The state Assembly and state Senate will take action on Wednesday that will bar Democratic Gov. Tony Evers’ administration from implementing a new rule that would have required seventh graders to get vaccinated against meningitis and mandated parents to show proof their children were infected with chickenpox before obtaining a waiver from the state’s chickenpox vaccination requirement.
The floor action comes after a Republican-controlled Joint Committee for Review of Administrative Rules voted in March to block the rule after a public hearing during which GOP members questioned the decision-making of state health officials, largely because they disagreed with their orders to shutter businesses in the weeks after Evers declared a health emergency over COVID-19 and to wear masks during the most threatening periods of the coronavirus pandemic.
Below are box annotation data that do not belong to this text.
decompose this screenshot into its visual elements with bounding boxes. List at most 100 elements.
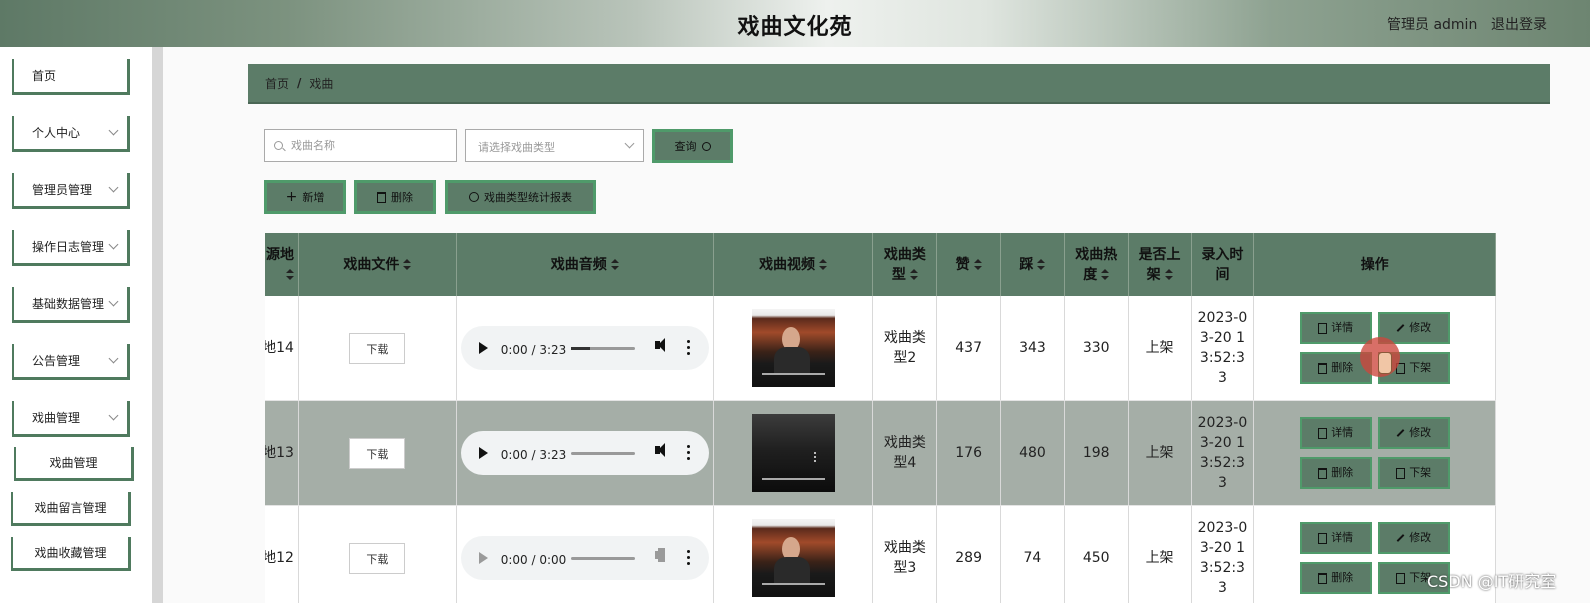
- sidebar-subitem-label: 戏曲管理: [49, 456, 98, 470]
- video-player[interactable]: [751, 309, 835, 387]
- table-row[interactable]: 源地13 下载 0:00 / 3:23: [265, 400, 1496, 506]
- sidebar-item-opera[interactable]: 戏曲管理: [12, 401, 130, 437]
- document-icon: [1396, 467, 1406, 479]
- more-options-icon[interactable]: [686, 340, 690, 356]
- breadcrumb-current: 戏曲: [309, 76, 334, 91]
- edit-label: 修改: [1409, 321, 1432, 334]
- volume-icon[interactable]: [654, 443, 665, 457]
- video-player[interactable]: [751, 519, 835, 597]
- column-header-type[interactable]: 戏曲类型: [872, 233, 938, 296]
- audio-seek-bar[interactable]: [570, 557, 635, 560]
- batch-delete-button[interactable]: 删除: [354, 180, 436, 214]
- add-button[interactable]: + 新增: [264, 180, 346, 214]
- edit-label: 修改: [1409, 426, 1432, 439]
- sidebar-item-base-data[interactable]: 基础数据管理: [12, 287, 130, 323]
- sidebar-item-personal-center[interactable]: 个人中心: [12, 116, 130, 152]
- edit-icon: [1396, 534, 1405, 542]
- video-progress-bar[interactable]: [761, 373, 825, 375]
- sort-icon[interactable]: [1037, 258, 1046, 271]
- opera-name-input[interactable]: [289, 138, 453, 153]
- table-row[interactable]: 源地12 下载 0:00 / 0:00: [265, 505, 1496, 603]
- document-icon: [1318, 427, 1328, 439]
- download-button[interactable]: 下载: [349, 437, 406, 469]
- play-icon[interactable]: [478, 447, 488, 459]
- cell-file: 下载: [298, 400, 457, 506]
- sidebar-scrollbar[interactable]: [152, 47, 163, 603]
- column-header-video[interactable]: 戏曲视频: [713, 233, 874, 296]
- more-options-icon[interactable]: [813, 452, 817, 464]
- column-header-file[interactable]: 戏曲文件: [298, 233, 457, 296]
- edit-button[interactable]: 修改: [1377, 522, 1450, 554]
- sort-icon[interactable]: [1101, 268, 1110, 281]
- play-icon[interactable]: [478, 342, 488, 354]
- cell-time: 2023-03-20 13:52:33: [1191, 505, 1255, 603]
- header-label: 是否上架: [1138, 246, 1181, 283]
- download-button[interactable]: 下载: [349, 542, 406, 574]
- opera-name-search[interactable]: [264, 129, 457, 162]
- sort-icon[interactable]: [1164, 268, 1173, 281]
- column-header-shelf[interactable]: 是否上架: [1128, 233, 1192, 296]
- audio-player[interactable]: 0:00 / 3:23: [460, 326, 709, 370]
- header-label: 踩: [1019, 256, 1034, 273]
- edit-button[interactable]: 修改: [1377, 417, 1450, 449]
- sidebar-subitem-opera-favorites[interactable]: 戏曲收藏管理: [11, 537, 131, 571]
- logout-link[interactable]: 退出登录: [1491, 14, 1547, 34]
- cell-origin: 源地13: [265, 400, 299, 506]
- delete-button[interactable]: 删除: [1299, 562, 1372, 594]
- cell-shelf: 上架: [1128, 505, 1192, 603]
- plus-icon: +: [285, 189, 298, 205]
- audio-seek-bar[interactable]: [570, 347, 635, 350]
- trash-icon: [1318, 362, 1328, 374]
- admin-user-label[interactable]: 管理员 admin: [1387, 14, 1477, 34]
- video-thumbnail-figure-body: [773, 557, 810, 583]
- sort-icon[interactable]: [403, 258, 412, 271]
- sidebar-item-admin-management[interactable]: 管理员管理: [12, 173, 130, 209]
- column-header-dislike[interactable]: 踩: [1000, 233, 1065, 296]
- video-progress-bar[interactable]: [761, 478, 825, 480]
- download-button[interactable]: 下载: [349, 332, 406, 364]
- audio-progress-fill: [570, 347, 590, 350]
- chevron-down-icon: [108, 353, 119, 364]
- sidebar-item-log-management[interactable]: 操作日志管理: [12, 230, 130, 266]
- breadcrumb-home[interactable]: 首页: [265, 75, 289, 92]
- sidebar-item-notice[interactable]: 公告管理: [12, 344, 130, 380]
- sidebar-subitem-opera-comments[interactable]: 戏曲留言管理: [11, 492, 131, 526]
- video-progress-bar[interactable]: [761, 583, 825, 585]
- volume-icon[interactable]: [654, 548, 665, 562]
- column-header-like[interactable]: 赞: [936, 233, 1002, 296]
- sort-icon[interactable]: [610, 258, 619, 271]
- more-options-icon[interactable]: [686, 445, 690, 461]
- sidebar-subitem-opera-management[interactable]: 戏曲管理: [14, 447, 134, 481]
- audio-player[interactable]: 0:00 / 0:00: [460, 536, 709, 580]
- column-header-time[interactable]: 录入时间: [1191, 233, 1255, 296]
- delete-label: 删除: [1331, 571, 1354, 584]
- column-header-heat[interactable]: 戏曲热度: [1064, 233, 1129, 296]
- table-row[interactable]: 源地14 下载 0:00 / 3:23: [265, 296, 1496, 401]
- cell-ops: 详情 修改 删除 下架: [1253, 400, 1496, 506]
- unshelf-button[interactable]: 下架: [1377, 457, 1450, 489]
- sidebar-item-home[interactable]: 首页: [12, 59, 130, 95]
- audio-seek-bar[interactable]: [570, 452, 635, 455]
- header-label: 录入时间: [1201, 246, 1244, 283]
- detail-button[interactable]: 详情: [1299, 417, 1372, 449]
- detail-button[interactable]: 详情: [1299, 312, 1372, 344]
- column-header-audio[interactable]: 戏曲音频: [456, 233, 714, 296]
- sort-icon[interactable]: [909, 268, 918, 281]
- column-header-origin[interactable]: 源地: [265, 233, 299, 296]
- volume-icon[interactable]: [654, 338, 665, 352]
- sidebar-subitem-label: 戏曲留言管理: [34, 501, 107, 515]
- column-header-ops: 操作: [1253, 233, 1496, 296]
- type-report-button[interactable]: 戏曲类型统计报表: [445, 180, 596, 214]
- sort-icon[interactable]: [285, 268, 294, 281]
- sort-icon[interactable]: [819, 258, 828, 271]
- delete-button[interactable]: 删除: [1299, 457, 1372, 489]
- cell-dislike: 480: [1000, 400, 1065, 506]
- query-button[interactable]: 查询: [652, 129, 733, 163]
- audio-player[interactable]: 0:00 / 3:23: [460, 431, 709, 475]
- video-player[interactable]: [751, 414, 835, 492]
- play-icon[interactable]: [478, 552, 488, 564]
- sort-icon[interactable]: [973, 258, 982, 271]
- detail-button[interactable]: 详情: [1299, 522, 1372, 554]
- more-options-icon[interactable]: [686, 550, 690, 566]
- opera-type-select[interactable]: 请选择戏曲类型: [465, 129, 644, 162]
The meningococcal vaccine was introduced in 2005 and has seemingly worked well. Although rare, meningococcal disease can cause devastating life-altering damage and death. Before the vaccine, there were usually between 30 and 50 cases per year in Wisconsin with several deaths, according to DHS data. Between 2012 and 2022, there were rarely more than 10 cases with just four deaths in a decade. In 2022, there was a single reported case.
Despite the rarity of the disease and the demonstrably effectiveness of recommending the vaccine, state government officials have mandated the vaccine for children. Why?
The short answer is that some unelected government health bureaucrat thinks that the vaccine is a good idea, so it should be mandated instead of allowing families to make their own informed health care decisions. It might be a good idea. Indeed, the data seems to show that the vaccine is a good idea for a lot of people. But is a mandate necessary?